The Written Word
for April 1, 2001

No one would mock someone in a wheel chair … or on crutches … or allude to a disfiguring scar or birthmark. Yet there are two areas where the personal insult seems to be quite in order. If one is overweight, people of the scantiest acquaintance will think it quite acceptable to pat you on the tummy and ask if you are pregnant. Or make some other derogatory remark assuming, apparently, that you think it all very amusing indeed. As one who has for years fought the battle of the bulge I have a reply which I’ve mentioned before but which might help those of you with a weight problem. I say "when you get a bit older, one of two things happens … you either put on a bit of weight or you lose your bluddy manners." It’s amazing and quite a comment on human nature to see that this one-liner, to a person who has just been highly offensive, is taken very badly indeed.

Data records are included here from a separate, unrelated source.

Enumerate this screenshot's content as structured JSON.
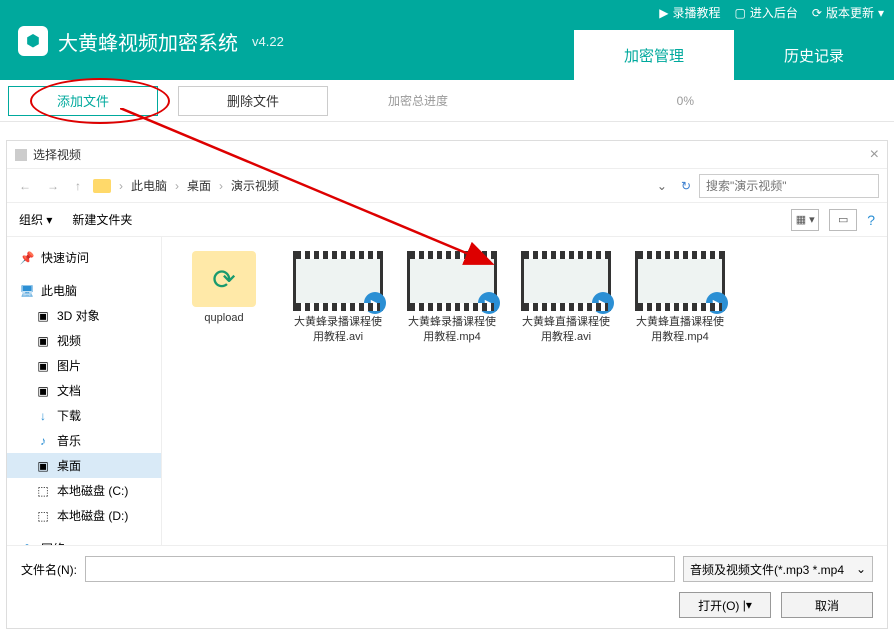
{
  "header": {
    "title": "大黄蜂视频加密系统",
    "version": "v4.22",
    "links": {
      "tutorial": "录播教程",
      "backend": "进入后台",
      "update": "版本更新"
    },
    "tabs": {
      "encrypt": "加密管理",
      "history": "历史记录"
    }
  },
  "toolbar": {
    "add": "添加文件",
    "delete": "删除文件",
    "progress_label": "加密总进度",
    "progress_value": "0%"
  },
  "dialog": {
    "title": "选择视频",
    "breadcrumb": [
      "此电脑",
      "桌面",
      "演示视频"
    ],
    "search_placeholder": "搜索\"演示视频\"",
    "toolbar": {
      "organize": "组织",
      "new_folder": "新建文件夹"
    },
    "sidebar": {
      "quick": "快速访问",
      "this_pc": "此电脑",
      "items": [
        "3D 对象",
        "视频",
        "图片",
        "文档",
        "下载",
        "音乐",
        "桌面",
        "本地磁盘 (C:)",
        "本地磁盘 (D:)"
      ],
      "network": "网络"
    },
    "files": [
      {
        "type": "folder",
        "name": "qupload"
      },
      {
        "type": "video",
        "name": "大黄蜂录播课程使用教程.avi"
      },
      {
        "type": "video",
        "name": "大黄蜂录播课程使用教程.mp4"
      },
      {
        "type": "video",
        "name": "大黄蜂直播课程使用教程.avi"
      },
      {
        "type": "video",
        "name": "大黄蜂直播课程使用教程.mp4"
      }
    ],
    "footer": {
      "filename_label": "文件名(N):",
      "filter": "音频及视频文件(*.mp3 *.mp4",
      "open": "打开(O)",
      "cancel": "取消"
    }
  }
}
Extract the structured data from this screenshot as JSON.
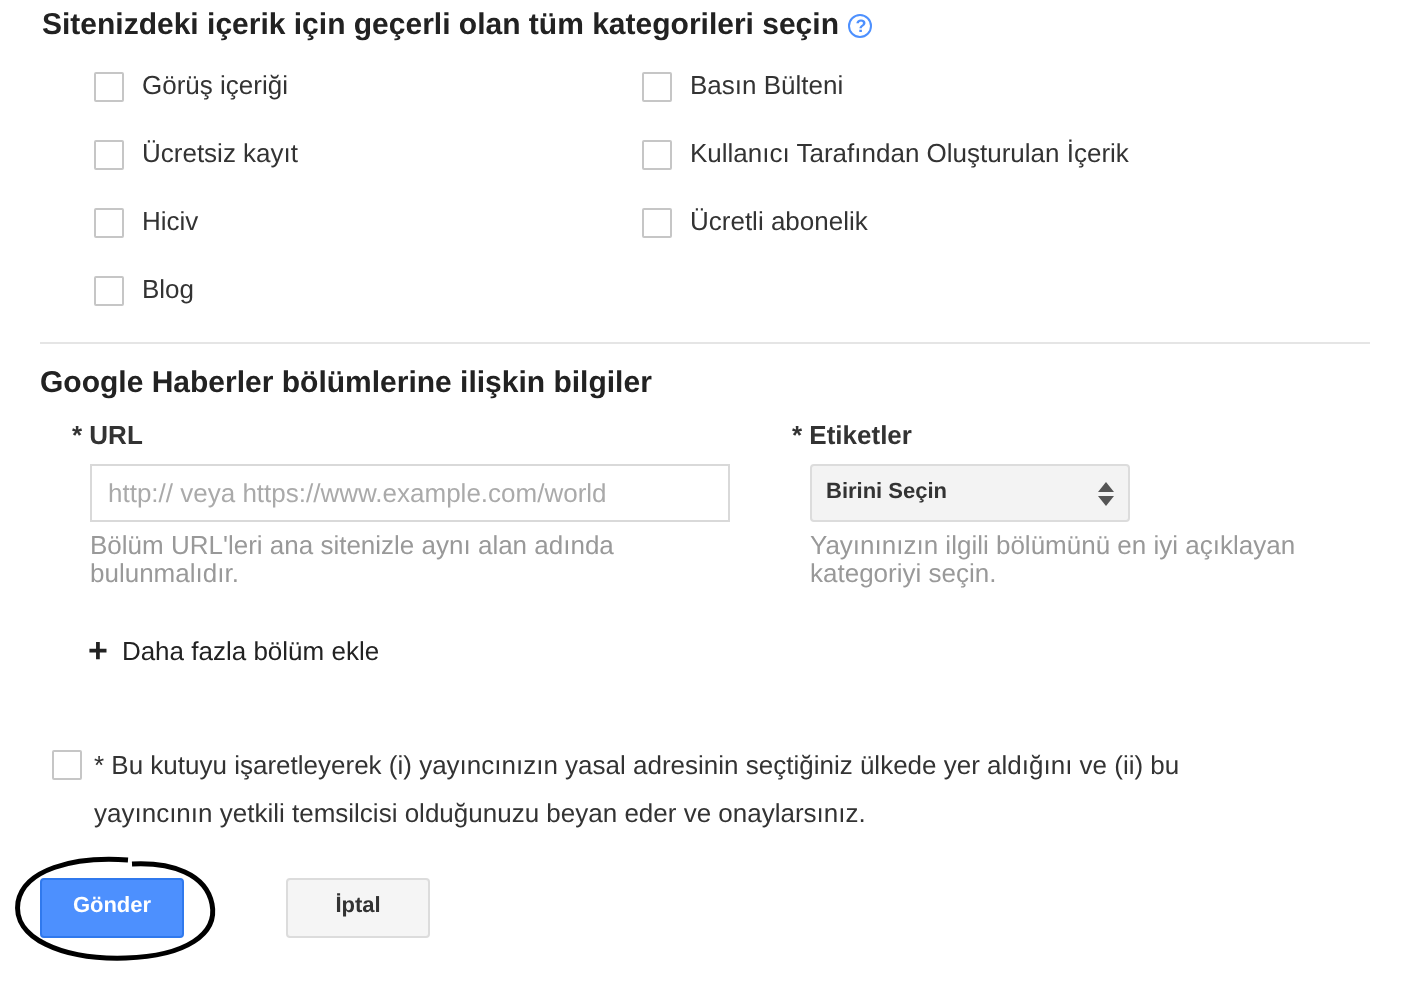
{
  "categories_section": {
    "title": "Sitenizdeki içerik için geçerli olan tüm kategorileri seçin",
    "help_icon": "?",
    "categories": [
      {
        "label": "Görüş içeriği",
        "checked": false
      },
      {
        "label": "Basın Bülteni",
        "checked": false
      },
      {
        "label": "Ücretsiz kayıt",
        "checked": false
      },
      {
        "label": "Kullanıcı Tarafından Oluşturulan İçerik",
        "checked": false
      },
      {
        "label": "Hiciv",
        "checked": false
      },
      {
        "label": "Ücretli abonelik",
        "checked": false
      },
      {
        "label": "Blog",
        "checked": false
      }
    ]
  },
  "sections_info": {
    "title": "Google Haberler bölümlerine ilişkin bilgiler",
    "url": {
      "label": "* URL",
      "placeholder": "http:// veya https://www.example.com/world",
      "help": "Bölüm URL'leri ana sitenizle aynı alan adında bulunmalıdır."
    },
    "labels": {
      "label": "* Etiketler",
      "value": "Birini Seçin",
      "help": "Yayınınızın ilgili bölümünü en iyi açıklayan kategoriyi seçin."
    },
    "add_more": {
      "icon": "+",
      "label": "Daha fazla bölüm ekle"
    }
  },
  "consent": {
    "checked": false,
    "text": "* Bu kutuyu işaretleyerek (i) yayıncınızın yasal adresinin seçtiğiniz ülkede yer aldığını ve (ii) bu yayıncının yetkili temsilcisi olduğunuzu beyan eder ve onaylarsınız."
  },
  "buttons": [
    {
      "label": "Gönder",
      "kind": "primary",
      "circled": true
    },
    {
      "label": "İptal",
      "kind": "secondary",
      "circled": false
    }
  ]
}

But there is another area of insult which I think is much more objectionable. It was exemplified by Chuck Strahl, MP, who last week, in a verbal exchange, advised his opponent to "take his medication." Now Mr Strahl is an estimable chap in most respects and I have no doubt that he hadn’t any idea how offensive he was.

Last week, one of the national newspapers reported that there had been a 36% increase in depression in this country. What we do know is that reported and treated or not, somewhere between 1/5 and ¼ of all Canadians suffer from depression or will before they die. We who suffer this ailment also know that the biggest barrier to getting treatment is the social stigma still attached to mental illness.

This stigma even has an official aspect to it. Why are there "mental" health statutes, "mental health" organizations and "mental health" institutions? Why is there this division?

But the main battle by us mental health "consumers" (we’ve been upgraded – we used to be patients, then we became clients, now we’re consumers!) is against the subtle stigma. Schizophrenia, a hugely disabling and distressing illness has nothing to do with "split" personalities, yet the word is used to mean just that.

Prozak has been, for many, a marvelous medicine (I refuse to use the term drug because it isn’t one) for many people yet it used as an epithet. "Why don’t you take your Prozak" is used by the ignorant to suggest that some behaviour by the object of their disaffection would be changed for the better by his taking this medicine.

It is thoughtlessness. The desire to wound with words is part of some professions - politics and law amongst them. But the object is, surely, to wound your opponent, not innocent bystanders.

Depression is not only widely prevalent amongst Canadians – it is also eminently treatable. The problem is getting sufferers into a doctor and onto proper medications. The stigma I can assure you from personal experience, is very real. Men especially find it hard to admit that they are depressed – it doesn’t accord with the image they think society has of them.

Chuck Strahl meant no harm but he did harm nevertheless. As long as the image of the mental patient is that implied by remarks like Mr Strahl, depressed people will not seek help. And that’s a tragedy.